Boundary rigidity of Gromov hyperbolic spaces (Q6618805)

A Gromov hyperbolic metric space \((X,d)\) is boundary rigid if for any quasi-isometry \(f: X \rightarrow X\) whose induced map on \(\partial X\) is the identity map, we have finite displacement. The displacement of \(f\) is defined as \(\sup_{x\in X}d(x,f(x))\). Let \[QI(X)=\{f \mid f: X \rightarrow C \mbox{ is a a quasi-isometry} \} \big / \thicksim\] be the group of self quasi-isometries of \(X\), where \(f \thicksim g\) if and only if \(\sup_{x\in X}d(f(x),g(x)) < \infty\). Every self quasi-isometry \(f\) of \(X\) induces a self homeomorphism \(\partial f\) of \(\partial X\) and quasi-isometries uniformly close to each other induce the same homeomorphism of \(\partial X\). Therefore, there is a natural homomorphism \(\partial : QI(X) \rightarrow \mathrm{Homeo}(\partial X)\) which sends \(f\) to \(\partial f\). Boundary rigidity has the following equivalent definition: a Gromov hyperbolic metric space \(X\) is called boundary rigid if the natural homomorphism \(\partial: QI(X) \rightarrow \mathrm{Homeo}(\partial X)\) is injective.\N\NIn the paper under review, the authors show that a proper geodesic Gromov hyperbolic space with a pole is boundary rigid if and only if its Gromov boundary is uniformly perfect.
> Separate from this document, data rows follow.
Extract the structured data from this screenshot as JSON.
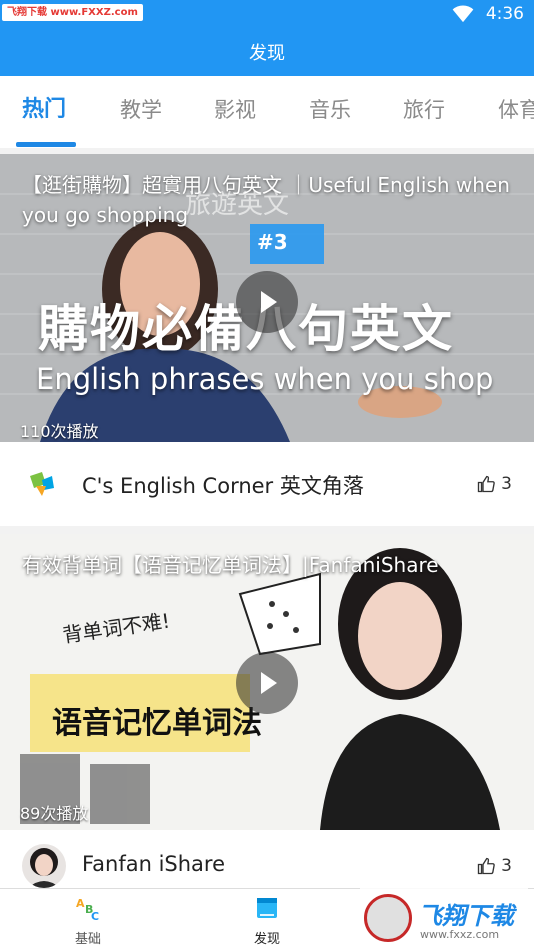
{
  "status_bar": {
    "watermark_text": "飞翔下载 www.FXXZ.com",
    "time": "4:36"
  },
  "header": {
    "title": "发现"
  },
  "tabs": [
    {
      "label": "热门",
      "active": true
    },
    {
      "label": "教学",
      "active": false
    },
    {
      "label": "影视",
      "active": false
    },
    {
      "label": "音乐",
      "active": false
    },
    {
      "label": "旅行",
      "active": false
    },
    {
      "label": "体育",
      "active": false
    }
  ],
  "videos": [
    {
      "title": "【逛街購物】超實用八句英文 ｜Useful English when you go shopping",
      "thumbnail_text": {
        "episode": "#3",
        "headline": "購物必備八句英文",
        "subline": "English phrases when you shop",
        "handwriting": "旅遊英文"
      },
      "views": "110次播放",
      "author": "C's English Corner 英文角落",
      "likes": "3"
    },
    {
      "title": "有效背单词【语音记忆单词法】|FanfaniShare",
      "thumbnail_text": {
        "sticker": "背单词不难!",
        "banner": "语音记忆单词法"
      },
      "views": "89次播放",
      "author": "Fanfan iShare",
      "likes": "3"
    }
  ],
  "bottom_nav": [
    {
      "label": "基础",
      "icon": "abc-icon",
      "active": false
    },
    {
      "label": "发现",
      "icon": "book-icon",
      "active": true
    }
  ],
  "bottom_watermark": {
    "brand": "飞翔下载",
    "url": "www.fxxz.com"
  },
  "colors": {
    "primary": "#2196f3",
    "tab_active": "#1e88e5",
    "tab_inactive": "#8a8a8a"
  }
}
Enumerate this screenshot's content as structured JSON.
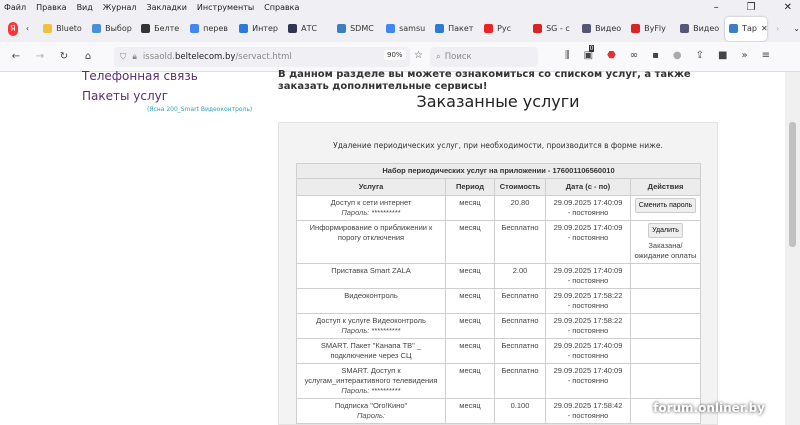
{
  "menu": [
    "Файл",
    "Правка",
    "Вид",
    "Журнал",
    "Закладки",
    "Инструменты",
    "Справка"
  ],
  "tabs": [
    {
      "label": "Blueto",
      "color": "#f0c040"
    },
    {
      "label": "Выбор",
      "color": "#4a90d9"
    },
    {
      "label": "Белте",
      "color": "#333"
    },
    {
      "label": "перев",
      "color": "#4285f4"
    },
    {
      "label": "Интер",
      "color": "#2a7ad9"
    },
    {
      "label": "АТС",
      "color": "#335"
    },
    {
      "label": "SDMC",
      "color": "#3a7fc1"
    },
    {
      "label": "samsu",
      "color": "#4285f4"
    },
    {
      "label": "Пакет",
      "color": "#2a7ad9"
    },
    {
      "label": "Рус",
      "color": "#e22"
    },
    {
      "label": "SG - с",
      "color": "#d22"
    },
    {
      "label": "Видео",
      "color": "#557"
    },
    {
      "label": "ByFly",
      "color": "#d22"
    },
    {
      "label": "Видео",
      "color": "#557"
    },
    {
      "label": "Тар",
      "color": "#3a7fc1",
      "active": true
    }
  ],
  "nav": {
    "url_host": "issaold.",
    "url_domain": "beltelecom.by",
    "url_path": "/servact.html",
    "zoom": "90%",
    "search_placeholder": "Поиск",
    "badge": "0"
  },
  "sidebar": {
    "items": [
      "Телефонная связь",
      "Пакеты услуг"
    ],
    "package": "(Ясна 200_Smart Видеоконтроль)"
  },
  "intro": "В данном разделе вы можете ознакомиться со списком услуг, а также заказать дополнительные сервисы!",
  "title": "Заказанные услуги",
  "note": "Удаление периодических услуг, при необходимости, производится в форме ниже.",
  "table": {
    "caption": "Набор периодических услуг на приложении - 176001106560010",
    "headers": [
      "Услуга",
      "Период",
      "Стоимость",
      "Дата (с - по)",
      "Действия"
    ],
    "rows": [
      {
        "service": "Доступ к сети интернет",
        "pw_label": "Пароль:",
        "pw": "**********",
        "period": "месяц",
        "cost": "20.80",
        "date": "29.09.2025 17:40:09",
        "until": "- постоянно",
        "action": "Сменить пароль"
      },
      {
        "service": "Информирование о приближении к порогу отключения",
        "period": "месяц",
        "cost": "Бесплатно",
        "date": "29.09.2025 17:40:09",
        "until": "- постоянно",
        "action": "Удалить",
        "status": "Заказана/ ожидание оплаты"
      },
      {
        "service": "Приставка Smart ZALA",
        "period": "месяц",
        "cost": "2.00",
        "date": "29.09.2025 17:40:09",
        "until": "- постоянно"
      },
      {
        "service": "Видеоконтроль",
        "period": "месяц",
        "cost": "Бесплатно",
        "date": "29.09.2025 17:58:22",
        "until": "- постоянно"
      },
      {
        "service": "Доступ к услуге Видеоконтроль",
        "pw_label": "Пароль:",
        "pw": "**********",
        "period": "месяц",
        "cost": "Бесплатно",
        "date": "29.09.2025 17:58:22",
        "until": "- постоянно"
      },
      {
        "service": "SMART. Пакет \"Канапа ТВ\" _ подключение через СЦ",
        "period": "месяц",
        "cost": "Бесплатно",
        "date": "29.09.2025 17:40:09",
        "until": "- постоянно"
      },
      {
        "service": "SMART. Доступ к услугам_интерактивного телевидения",
        "pw_label": "Пароль:",
        "pw": "**********",
        "period": "месяц",
        "cost": "Бесплатно",
        "date": "29.09.2025 17:40:09",
        "until": "- постоянно"
      },
      {
        "service": "Подписка \"Ого!Кино\"",
        "pw_label": "Пароль:",
        "pw": "",
        "period": "месяц",
        "cost": "0.100",
        "date": "29.09.2025 17:58:42",
        "until": "- постоянно"
      }
    ]
  },
  "watermark": "forum.onliner.by"
}
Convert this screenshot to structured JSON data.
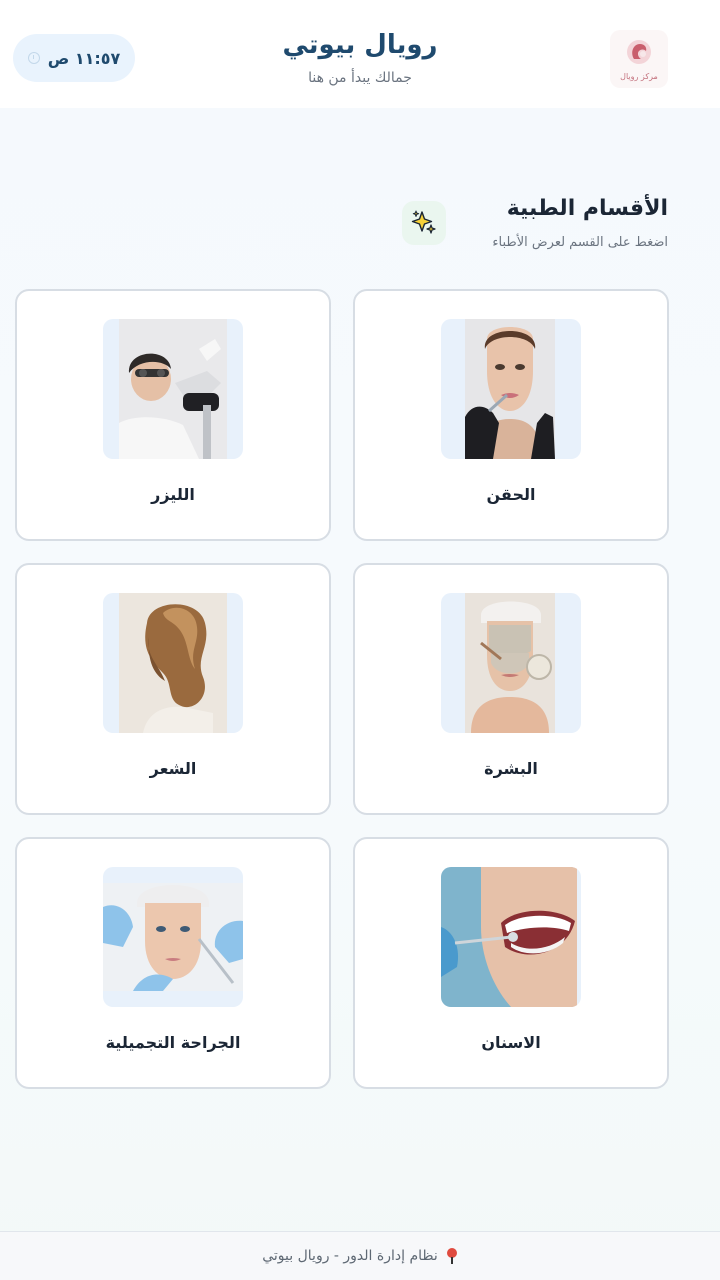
{
  "header": {
    "logo_text": "مركز رويال",
    "title": "رويال بيوتي",
    "subtitle": "جمالك يبدأ من هنا",
    "time": "١١:٥٧ ص"
  },
  "section": {
    "title": "الأقسام الطبية",
    "subtitle": "اضغط على القسم لعرض الأطباء",
    "icon": "sparkles-icon"
  },
  "departments": [
    {
      "label": "الحقن",
      "image": "injection-portrait"
    },
    {
      "label": "الليزر",
      "image": "laser-treatment"
    },
    {
      "label": "البشرة",
      "image": "facial-mask"
    },
    {
      "label": "الشعر",
      "image": "wavy-hair"
    },
    {
      "label": "الاسنان",
      "image": "dental-smile"
    },
    {
      "label": "الجراحة التجميلية",
      "image": "cosmetic-surgery"
    }
  ],
  "footer": {
    "text": "نظام إدارة الدور - رويال بيوتي"
  },
  "colors": {
    "brand": "#1f4a6e",
    "pill_bg": "#e9f3fd",
    "card_border": "#d7dde4"
  }
}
As an application, they show that for a non-compact Gromov hyperbolic complete Riemannian manifold or a Gromov hyperbolic uniform graph, boundary rigidity is equivalent to having positive Cheeger isoperimetric constant and also to being non-amenable. Moreover, several hyperbolic fillings of compact metric spaces are proved to be boundary rigid if and only if the metric spaces are uniformly perfect. Also, boundary rigidity is shown to be equivalent to being geodesically rich, a concept introduced by \textit{V. Shchur} [J. Funct. Anal. 264, No. 3, 815--836 (2013; Zbl 1260.53078)] (corrected in [\textit{S. Gouëzel} and \textit{V. Shchur}, J. Funct. Anal. 277, No. 4, 1258--1268 (2019; Zbl 1419.53049)]).